Eu não tinha raiva de nada, nem mesmo me culpava, essa decisão era algo que eventualmente eu teria de fazer.

Levantei a cabeça, ainda com os olhos fechados e senti uma leve brisa vindo da porta agora rompida pela luta, respirei fundo antes de abrir os olhos.

Abri o papel com cuidado, um papel bastante resistente muito utilizado entre as divindades, havia uma parte com uma mancha do sangue agora seco de Lucca. Olhei sua caligrafia tão conhecida já para mim, uma carta escrita com tinta azul de uma caneta qualquer.

Querida Ambar,

Se você está lendo esta carta, significa que você fez sua escolha e eu sei bem qual foi, afinal, não podemos negar aquilo que somos. Durante muitos anos temi esse dia, mas agora que chegou me sinto leve, pois sei que você finalmente cresceu e encontrou seu lugar, estará finalmente com os seus e nunca mais se sentirá sozinha.
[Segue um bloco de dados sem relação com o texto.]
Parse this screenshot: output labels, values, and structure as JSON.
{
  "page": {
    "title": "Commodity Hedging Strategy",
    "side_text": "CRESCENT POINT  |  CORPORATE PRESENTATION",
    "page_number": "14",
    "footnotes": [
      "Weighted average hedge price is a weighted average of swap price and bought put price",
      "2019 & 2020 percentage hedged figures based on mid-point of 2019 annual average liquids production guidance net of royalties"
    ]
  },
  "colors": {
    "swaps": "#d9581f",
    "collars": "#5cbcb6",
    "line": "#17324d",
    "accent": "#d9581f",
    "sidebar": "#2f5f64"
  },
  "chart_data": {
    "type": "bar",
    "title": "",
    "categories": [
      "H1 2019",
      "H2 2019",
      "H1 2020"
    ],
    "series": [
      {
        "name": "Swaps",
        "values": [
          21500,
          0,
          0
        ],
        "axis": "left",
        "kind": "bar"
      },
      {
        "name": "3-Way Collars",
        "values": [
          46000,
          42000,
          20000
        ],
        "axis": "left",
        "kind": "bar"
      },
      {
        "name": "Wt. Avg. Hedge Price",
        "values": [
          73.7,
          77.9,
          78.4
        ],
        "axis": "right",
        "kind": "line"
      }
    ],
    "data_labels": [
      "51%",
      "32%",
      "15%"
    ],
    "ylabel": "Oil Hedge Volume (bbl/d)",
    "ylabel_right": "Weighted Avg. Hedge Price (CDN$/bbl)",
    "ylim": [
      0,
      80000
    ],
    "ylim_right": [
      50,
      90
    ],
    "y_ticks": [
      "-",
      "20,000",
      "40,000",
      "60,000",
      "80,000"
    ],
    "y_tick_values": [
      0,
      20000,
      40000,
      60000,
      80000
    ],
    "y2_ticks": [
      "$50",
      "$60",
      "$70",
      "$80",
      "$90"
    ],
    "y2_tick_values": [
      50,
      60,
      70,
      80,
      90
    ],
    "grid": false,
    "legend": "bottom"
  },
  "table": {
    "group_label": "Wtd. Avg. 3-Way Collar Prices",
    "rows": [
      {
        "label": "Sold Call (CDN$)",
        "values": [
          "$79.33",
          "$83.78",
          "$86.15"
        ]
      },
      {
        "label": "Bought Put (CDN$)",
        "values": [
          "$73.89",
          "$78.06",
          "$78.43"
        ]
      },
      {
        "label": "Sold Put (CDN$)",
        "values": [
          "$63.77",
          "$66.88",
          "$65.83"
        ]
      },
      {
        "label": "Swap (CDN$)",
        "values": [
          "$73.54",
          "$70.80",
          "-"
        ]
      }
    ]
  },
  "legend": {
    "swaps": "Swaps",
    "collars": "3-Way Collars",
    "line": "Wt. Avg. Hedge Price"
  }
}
Você se lembra de quando fugimos juntos pela primeira vez para a Terra? Me lembro da sua fascinação pelos humanos e seus costumes, eu e o Ari tivemos que literalmente te arrastar novamente para casa.

Não importa se somos irmãos de sangue ou não, você sempre será a minha pirralha que deixa a alegria transparecer no olhar após ir a uma roda gigante ou olhar os shows de luzes no Natal. Eu te amo minha pequena irmã que sempre dá dor de cabeça.
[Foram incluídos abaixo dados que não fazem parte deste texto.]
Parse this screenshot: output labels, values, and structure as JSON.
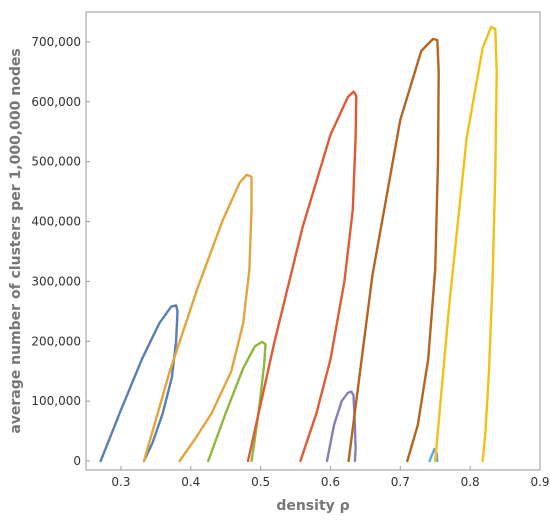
{
  "chart_data": {
    "type": "line",
    "title": "",
    "xlabel": "density ρ",
    "ylabel": "average number of clusters per 1,000,000 nodes",
    "xlim": [
      0.25,
      0.9
    ],
    "ylim": [
      -15000,
      750000
    ],
    "xticks": [
      0.3,
      0.4,
      0.5,
      0.6,
      0.7,
      0.8,
      0.9
    ],
    "xtick_labels": [
      "0.3",
      "0.4",
      "0.5",
      "0.6",
      "0.7",
      "0.8",
      "0.9"
    ],
    "yticks": [
      0,
      100000,
      200000,
      300000,
      400000,
      500000,
      600000,
      700000
    ],
    "ytick_labels": [
      "0",
      "100,000",
      "200,000",
      "300,000",
      "400,000",
      "500,000",
      "600,000",
      "700,000"
    ],
    "grid": false,
    "legend": "none",
    "series": [
      {
        "color": "#5a7fb5",
        "x": [
          0.271,
          0.3,
          0.33,
          0.355,
          0.372,
          0.379,
          0.381,
          0.379,
          0.373,
          0.36,
          0.345,
          0.333
        ],
        "y": [
          0,
          85000,
          170000,
          230000,
          258000,
          260000,
          250000,
          200000,
          140000,
          80000,
          30000,
          0
        ]
      },
      {
        "color": "#e3a53b",
        "x": [
          0.333,
          0.37,
          0.41,
          0.445,
          0.47,
          0.48,
          0.487,
          0.487,
          0.484,
          0.475,
          0.458,
          0.43,
          0.405,
          0.384
        ],
        "y": [
          0,
          150000,
          290000,
          400000,
          465000,
          478000,
          475000,
          420000,
          320000,
          230000,
          150000,
          80000,
          35000,
          0
        ]
      },
      {
        "color": "#8db83c",
        "x": [
          0.425,
          0.45,
          0.475,
          0.492,
          0.502,
          0.507,
          0.505,
          0.498,
          0.491,
          0.487
        ],
        "y": [
          0,
          80000,
          155000,
          192000,
          199000,
          195000,
          160000,
          90000,
          30000,
          0
        ]
      },
      {
        "color": "#e05b35",
        "x": [
          0.482,
          0.52,
          0.56,
          0.6,
          0.625,
          0.633,
          0.637,
          0.636,
          0.632,
          0.62,
          0.6,
          0.58,
          0.557
        ],
        "y": [
          0,
          200000,
          390000,
          545000,
          608000,
          617000,
          610000,
          540000,
          420000,
          300000,
          170000,
          80000,
          0
        ]
      },
      {
        "color": "#8a7cb9",
        "x": [
          0.595,
          0.605,
          0.616,
          0.625,
          0.63,
          0.633,
          0.635,
          0.636,
          0.635
        ],
        "y": [
          0,
          60000,
          100000,
          114000,
          116000,
          110000,
          60000,
          20000,
          0
        ]
      },
      {
        "color": "#b5651d",
        "x": [
          0.626,
          0.66,
          0.7,
          0.73,
          0.747,
          0.753,
          0.755,
          0.754,
          0.75,
          0.74,
          0.725,
          0.71
        ],
        "y": [
          0,
          310000,
          570000,
          685000,
          705000,
          703000,
          650000,
          500000,
          320000,
          170000,
          60000,
          0
        ]
      },
      {
        "color": "#5aa9e6",
        "x": [
          0.742,
          0.745,
          0.749,
          0.752,
          0.753
        ],
        "y": [
          0,
          9000,
          20000,
          13000,
          0
        ]
      },
      {
        "color": "#f2c113",
        "x": [
          0.75,
          0.77,
          0.795,
          0.818,
          0.83,
          0.836,
          0.838,
          0.836,
          0.832,
          0.827,
          0.822,
          0.818
        ],
        "y": [
          0,
          260000,
          540000,
          690000,
          725000,
          722000,
          650000,
          480000,
          300000,
          150000,
          50000,
          0
        ]
      }
    ]
  }
}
Junto a carta estou deixando um chip com um pequeno projetor com as imagens da nossa última fuga para o Japão, sei que encontrará o que procura através dessas imagens. Infelizmente não posso te ajudar mais que isso. Agora que você sabe o que quer, agarre com toda a sua força. E Ambar, sei que nem tudo é como queremos, mas por favor, nunca perca esse brilho no olhar que tanto me fascina.

Ah! Manda um recado para Nyx por mim?

Nyx, você não é um monstro, espero que se lembre disso sempre. Você faz parte da Ambar e como a Ambar, eu também te amo. Use o colar do vazio, ele sem dúvidas te ajudará, cuide da Ambar por mim.

Com amor, Lucca.

Meus olhos estavam embaçados, mas me sentia mais leve. Peguei o chip e o mini projetor que estavam grudados no fim da carta com cuidado, encaixei o pequeno chip no aparelho e em seguida uma grande imagem com o som da minha risada cobria o salão. Na imagem eu estava dando pulinhos de felicidade em uma cidade completamente iluminada apesar de estar de noite. Estávamos em Kyoto do século XXI.
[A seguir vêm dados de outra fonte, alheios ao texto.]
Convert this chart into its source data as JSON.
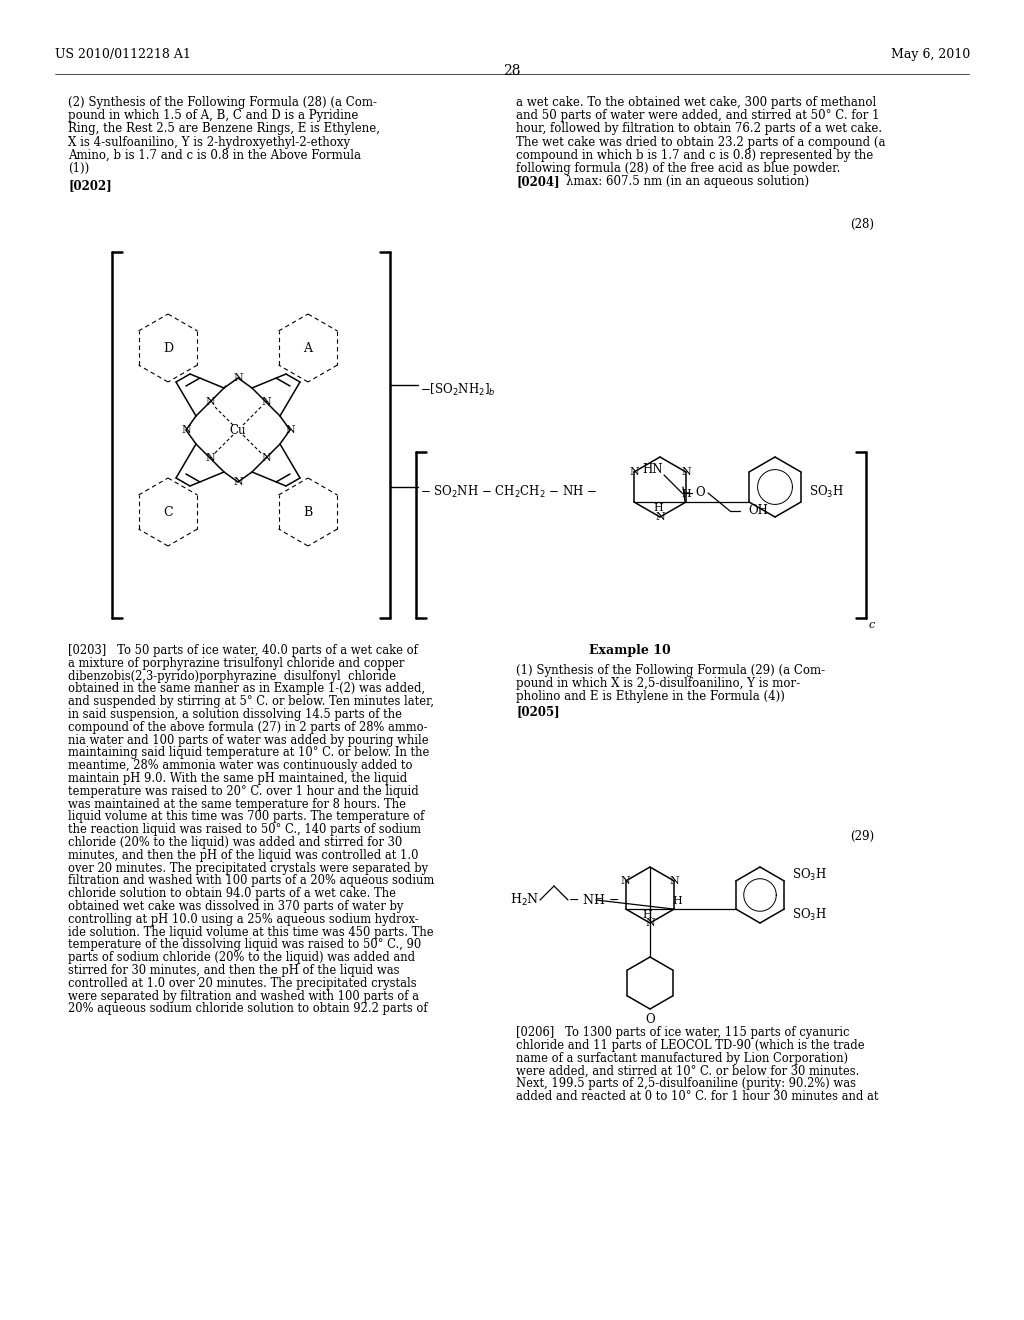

Yukio me olhou com curiosidade e perguntou ao ver um sorriso largo se desenhando no meu rosto ainda banhado pelas lágrimas.

– Não sei como vocês fazem essas magias – ele falou baixo – Acho que não é hora de perguntar isso. Mas, são vocês mesmo?

Ele parecia temer me fazer chorar novamente, mas acho que fez a pergunta que todos queriam fazer.

– Isso é uma gravação, são feitas para guardar boas recordações – falei sem tirar o olho da projeção – Estávamos no Japão do Século XXI, no planeta Terra.

De repente, notei que todos olhavam hipnotizados o vídeo. Logo apareceu um vídeo onde eu fazia gracinha e nós dois posávamos para uma foto no castelo de Kofu, primeiro na parte da frente e logo uma fotografia no mirante do Portal Yamanote, com uma vista esplêndida para o monte Fuji. Chegava a ser vergonhoso, pois estávamos com fantasias dos samurais e brincávamos com espadas de brinquedo. Senti meu rosto queimar, mas parecia que ninguém mais se importava com isso.